ICH7 is not safety to use and u asking abot ICH10, amazing, ARM ARC in your nothbridge have hisone flash, that containe OS, ICH7 is AMT ready chipset, and it can passtrow all from your ARM in nothbridge to your virtual MAC (that have ASF, or DASH).

u can open any datasheet like 945GC+ICH7 or G41+ICH7 and read scheme

At first u need to ask Intel, NSA or maybe FBI how work all this sh*t

and at first i think u need to read what is PHY NIC, at second - put out your backdoored P5Q in window ))

[CodeAsm]

I am curious as to why my Qualcomm/Atheros AR8121/AR8113/AR8114 PCI-E Ethernet Controller (L1e) is enabled during post, on occasion; typically after a BSOD; or after running certain linux distros. When the computer reboots, the lancard remains active; the light on my switch turns on; The only way to stop this is to turn off the computer, unplug it from the wall and remove the battery. otherwise it eventually stops after a few reboots. The lan card then otherwise only does this when kernels drivers are loaded up by the O/S; I thought this may have been a feature of Intel ME. Do you know anything about this? There is a feature on this Atheros developed by Asus called "AI net 2 " which if enabled also boots the Lan card up on post. Enables or disables checking of the Atheros LAN cable during the Power-On Self-Test.

+E4427_P5Q_Pro.pdf

Dont know if your particular cards are the case, but most Wireless and wired network cards get their firmware from the driver, so when you run windows, or linux, from coldboot, either no firmware may be running or a very basic one (the one that allows the bios to netboot maybe or load another firmware from EFI modules?)

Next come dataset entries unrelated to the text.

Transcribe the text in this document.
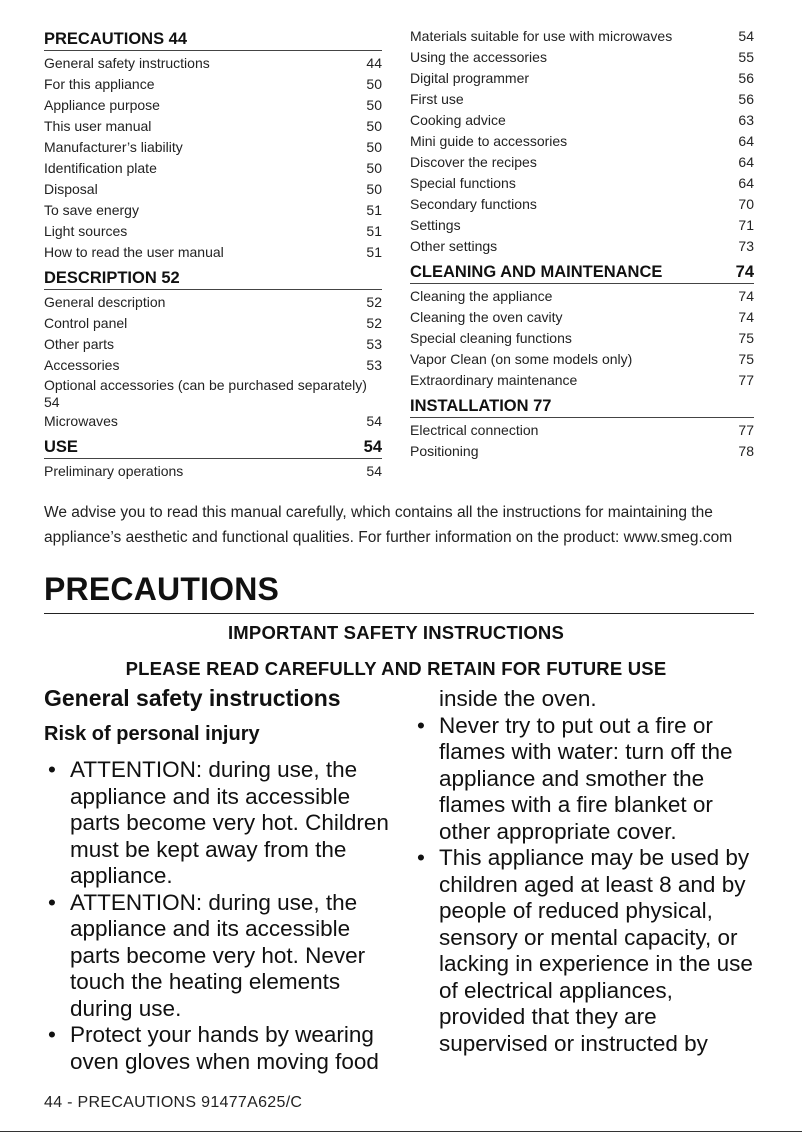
PRECAUTIONS 44
General safety instructions	44
For this appliance	50
Appliance purpose	50
This user manual	50
Manufacturer’s liability	50
Identification plate	50
Disposal	50
To save energy	51
Light sources	51
How to read the user manual	51
DESCRIPTION 52
General description	52
Control panel	52
Other parts	53
Accessories	53
Optional accessories (can be purchased separately) 54
Microwaves	54
USE	54
Preliminary operations	54
Materials suitable for use with microwaves	54
Using the accessories	55
Digital programmer	56
First use	56
Cooking advice	63
Mini guide to accessories	64
Discover the recipes	64
Special functions	64
Secondary functions	70
Settings	71
Other settings	73
CLEANING AND MAINTENANCE	74
Cleaning the appliance	74
Cleaning the oven cavity	74
Special cleaning functions	75
Vapor Clean (on some models only)	75
Extraordinary maintenance	77
INSTALLATION 77
Electrical connection	77
Positioning	78
We advise you to read this manual carefully, which contains all the instructions for maintaining the appliance’s aesthetic and functional qualities. For further information on the product: www.smeg.com
PRECAUTIONS
IMPORTANT SAFETY INSTRUCTIONS
PLEASE READ CAREFULLY AND RETAIN FOR FUTURE USE
General safety instructions
Risk of personal injury
• ATTENTION: during use, the appliance and its accessible parts become very hot. Children must be kept away from the appliance.
• ATTENTION: during use, the appliance and its accessible parts become very hot. Never touch the heating elements during use.
• Protect your hands by wearing oven gloves when moving food
inside the oven.
• Never try to put out a fire or flames with water: turn off the appliance and smother the flames with a fire blanket or other appropriate cover.
• This appliance may be used by children aged at least 8 and by people of reduced physical, sensory or mental capacity, or lacking in experience in the use of electrical appliances, provided that they are supervised or instructed by
44 - PRECAUTIONS 91477A625/C
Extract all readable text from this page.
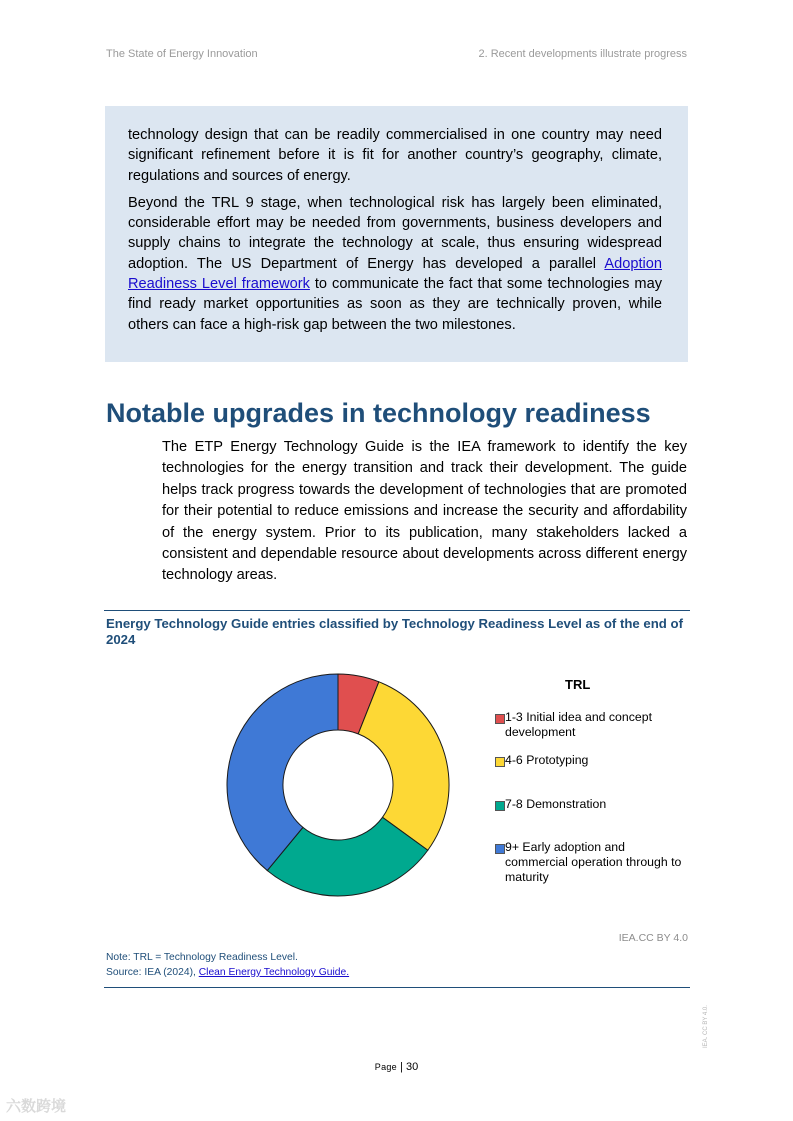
The State of Energy Innovation	2. Recent developments illustrate progress

technology design that can be readily commercialised in one country may need significant refinement before it is fit for another country’s geography, climate, regulations and sources of energy.

Beyond the TRL 9 stage, when technological risk has largely been eliminated, considerable effort may be needed from governments, business developers and supply chains to integrate the technology at scale, thus ensuring widespread adoption. The US Department of Energy has developed a parallel Adoption Readiness Level framework to communicate the fact that some technologies may find ready market opportunities as soon as they are technically proven, while others can face a high-risk gap between the two milestones.

Notable upgrades in technology readiness

The ETP Energy Technology Guide is the IEA framework to identify the key technologies for the energy transition and track their development. The guide helps track progress towards the development of technologies that are promoted for their potential to reduce emissions and increase the security and affordability of the energy system. Prior to its publication, many stakeholders lacked a consistent and dependable resource about developments across different energy technology areas.

Energy Technology Guide entries classified by Technology Readiness Level as of the end of 2024
TRL
1-3 Initial idea and concept development
4-6 Prototyping
7-8 Demonstration
9+ Early adoption and commercial operation through to maturity
IEA.CC BY 4.0
Note: TRL = Technology Readiness Level.
Source: IEA (2024), Clean Energy Technology Guide.
Page | 30
IEA. CC BY 4.0.
六数跨境
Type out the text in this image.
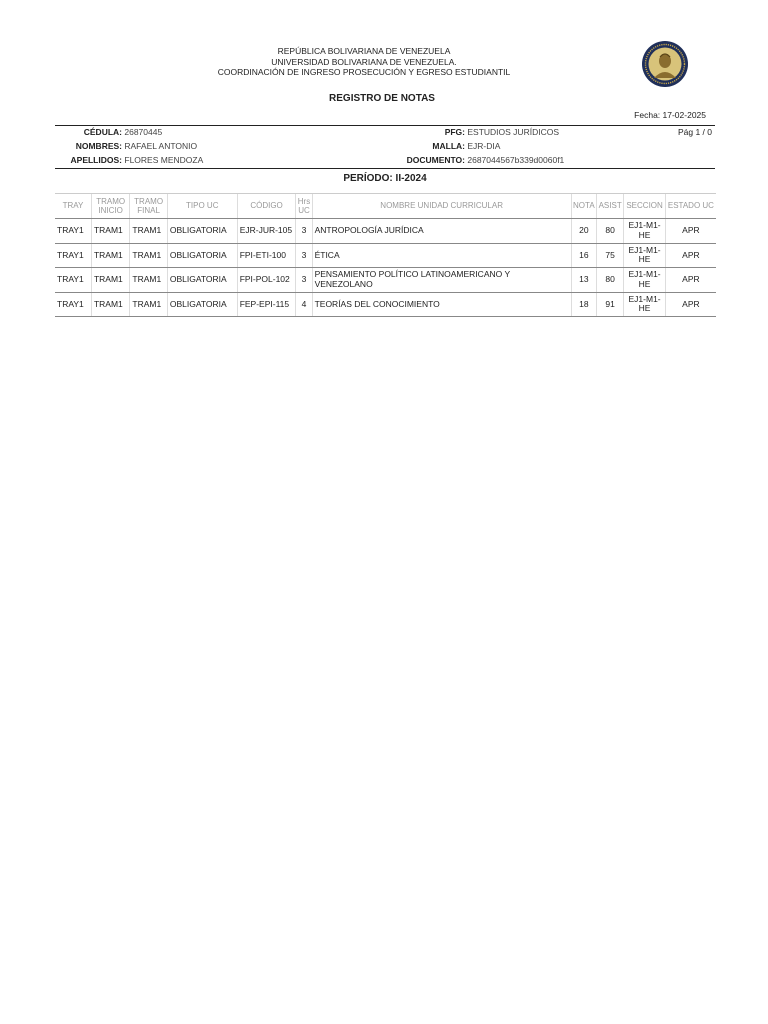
REPÚBLICA BOLIVARIANA DE VENEZUELA
UNIVERSIDAD BOLIVARIANA DE VENEZUELA.
COORDINACIÓN DE INGRESO PROSECUCIÓN Y EGRESO ESTUDIANTIL
REGISTRO DE NOTAS
Fecha: 17-02-2025
CÉDULA: 26870445	PFG: ESTUDIOS JURÍDICOS	Pág 1 / 0
NOMBRES: RAFAEL ANTONIO	MALLA: EJR-DIA
APELLIDOS: FLORES MENDOZA	DOCUMENTO: 2687044567b339d0060f1
PERÍODO: II-2024
TRAY	TRAMO INICIO	TRAMO FINAL	TIPO UC	CÓDIGO	Hrs UC	NOMBRE UNIDAD CURRICULAR	NOTA	ASIST	SECCION	ESTADO UC
TRAY1	TRAM1	TRAM1	OBLIGATORIA	EJR-JUR-105	3	ANTROPOLOGÍA JURÍDICA	20	80	EJ1-M1-HE	APR
TRAY1	TRAM1	TRAM1	OBLIGATORIA	FPI-ETI-100	3	ÉTICA	16	75	EJ1-M1-HE	APR
TRAY1	TRAM1	TRAM1	OBLIGATORIA	FPI-POL-102	3	PENSAMIENTO POLÍTICO LATINOAMERICANO Y VENEZOLANO	13	80	EJ1-M1-HE	APR
TRAY1	TRAM1	TRAM1	OBLIGATORIA	FEP-EPI-115	4	TEORÍAS DEL CONOCIMIENTO	18	91	EJ1-M1-HE	APR
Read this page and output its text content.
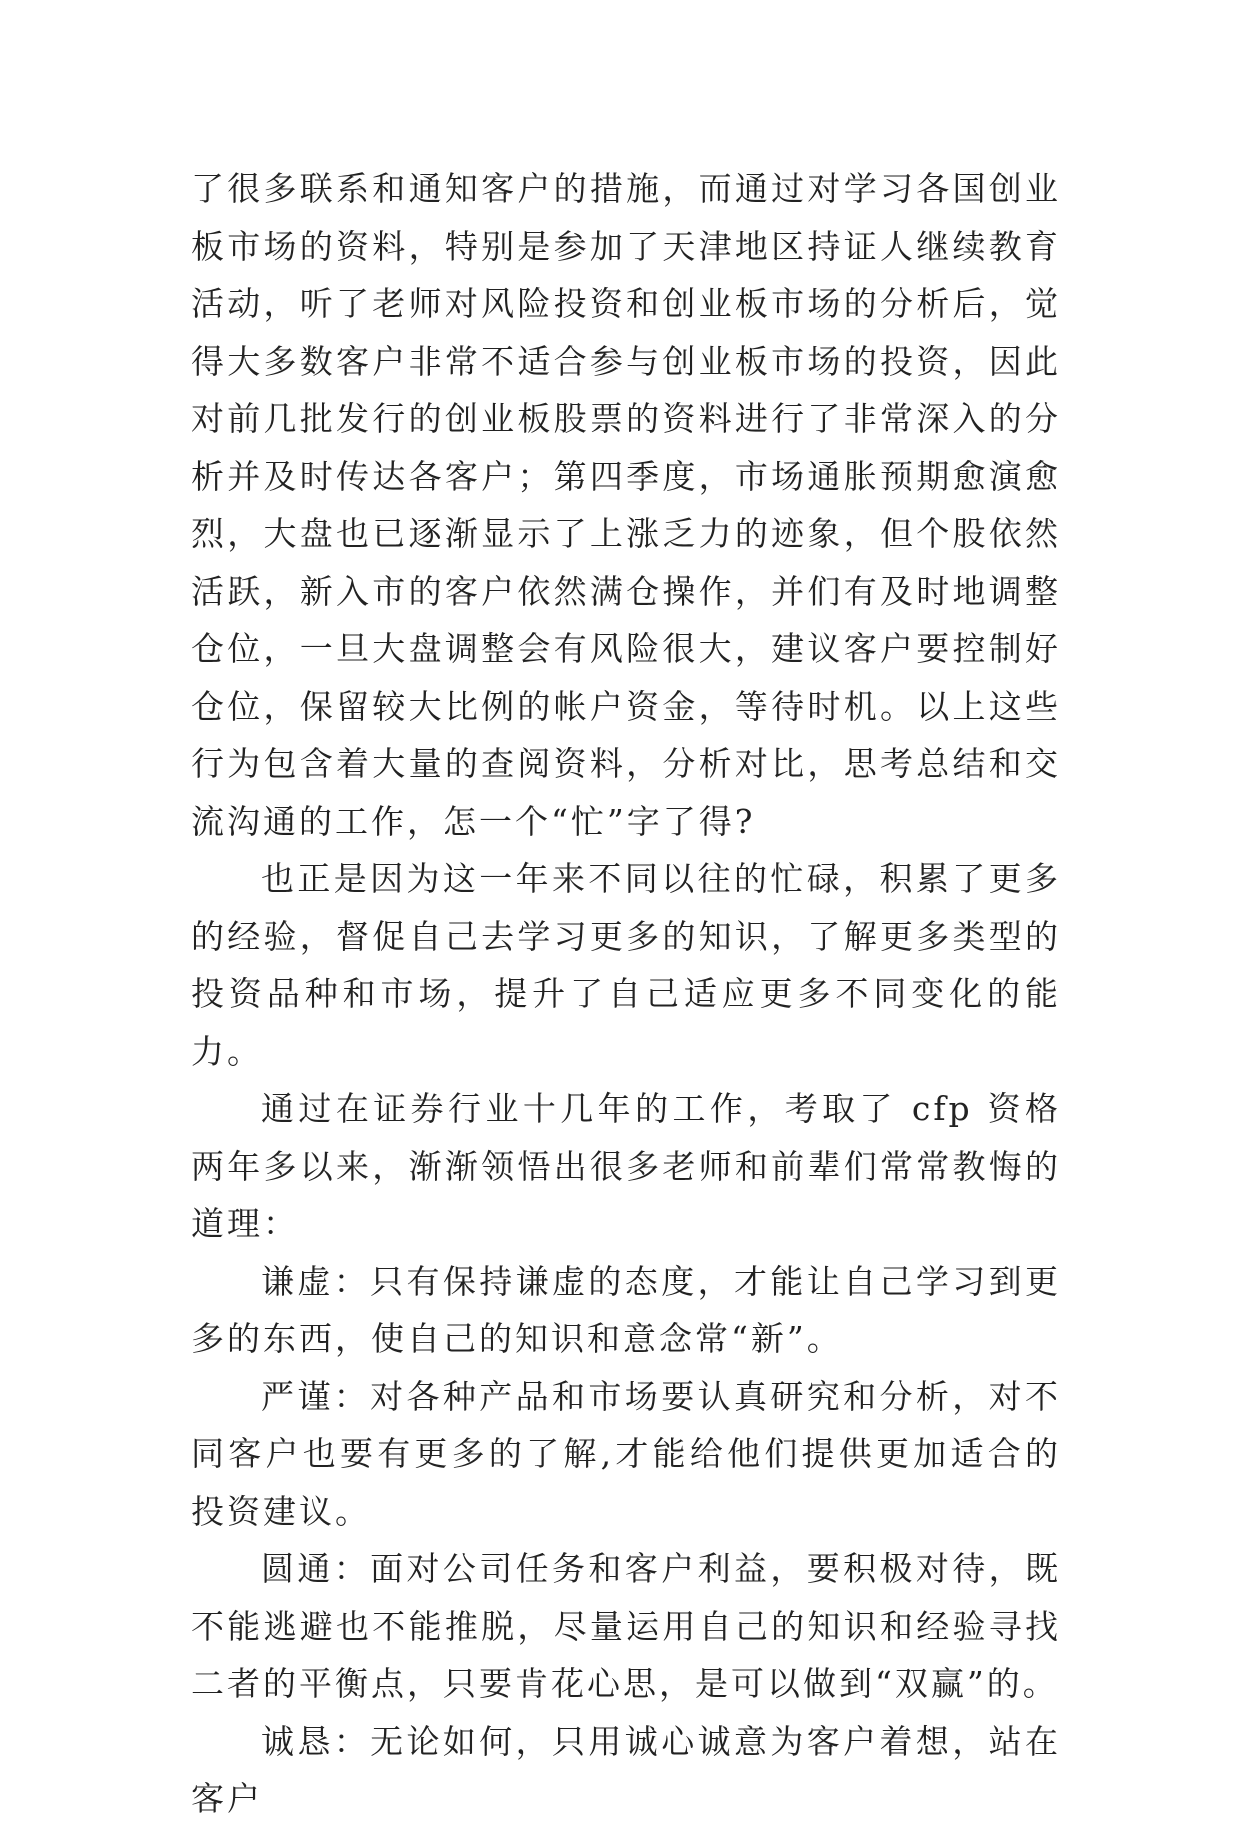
了很多联系和通知客户的措施，而通过对学习各国创业板市场的资料，特别是参加了天津地区持证人继续教育活动，听了老师对风险投资和创业板市场的分析后，觉得大多数客户非常不适合参与创业板市场的投资，因此对前几批发行的创业板股票的资料进行了非常深入的分析并及时传达各客户；第四季度，市场通胀预期愈演愈烈，大盘也已逐渐显示了上涨乏力的迹象，但个股依然活跃，新入市的客户依然满仓操作，并们有及时地调整仓位，一旦大盘调整会有风险很大，建议客户要控制好仓位，保留较大比例的帐户资金，等待时机。以上这些行为包含着大量的查阅资料，分析对比，思考总结和交流沟通的工作，怎一个“忙”字了得?

也正是因为这一年来不同以往的忙碌，积累了更多的经验，督促自己去学习更多的知识，了解更多类型的投资品种和市场，提升了自己适应更多不同变化的能力。

通过在证券行业十几年的工作，考取了 cfp 资格两年多以来，渐渐领悟出很多老师和前辈们常常教悔的道理：

谦虚：只有保持谦虚的态度，才能让自己学习到更多的东西，使自己的知识和意念常“新”。

严谨：对各种产品和市场要认真研究和分析，对不同客户也要有更多的了解,才能给他们提供更加适合的投资建议。

圆通：面对公司任务和客户利益，要积极对待，既不能逃避也不能推脱，尽量运用自己的知识和经验寻找二者的平衡点，只要肯花心思，是可以做到“双赢”的。

诚恳：无论如何，只用诚心诚意为客户着想，站在客户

anyway, even if I get the first part wrong, the drivers may load a newer firmware into the card and when your windows BSOD, or sleeps, linux sleeps or reboots, the firmware may still be running, the OS (or malicuous actor) may have setup the card to wake up from lan, or send periodic packets? im not familiar with the exact default options, but the card may basicly still be active.

If your not a politician or famous person tho, dont asume youd be a direct target and it may just be a firmware doing its "basic" things, like reading packets and seeing if its for him (to wake up). try wireshark and analyse any packets going in and out, match the mac adress. (and yeah, some networkcards may even have another network device, aka MAC on the same port.) If Intel ME isnt running, as previous replies seem to indicate, Intel ME isnt your problem, the networkcard running some firmware while the CPU is halted or BSOD, should not be a problem. you could analyse your network port for what is actually being send, but i asume nothing special.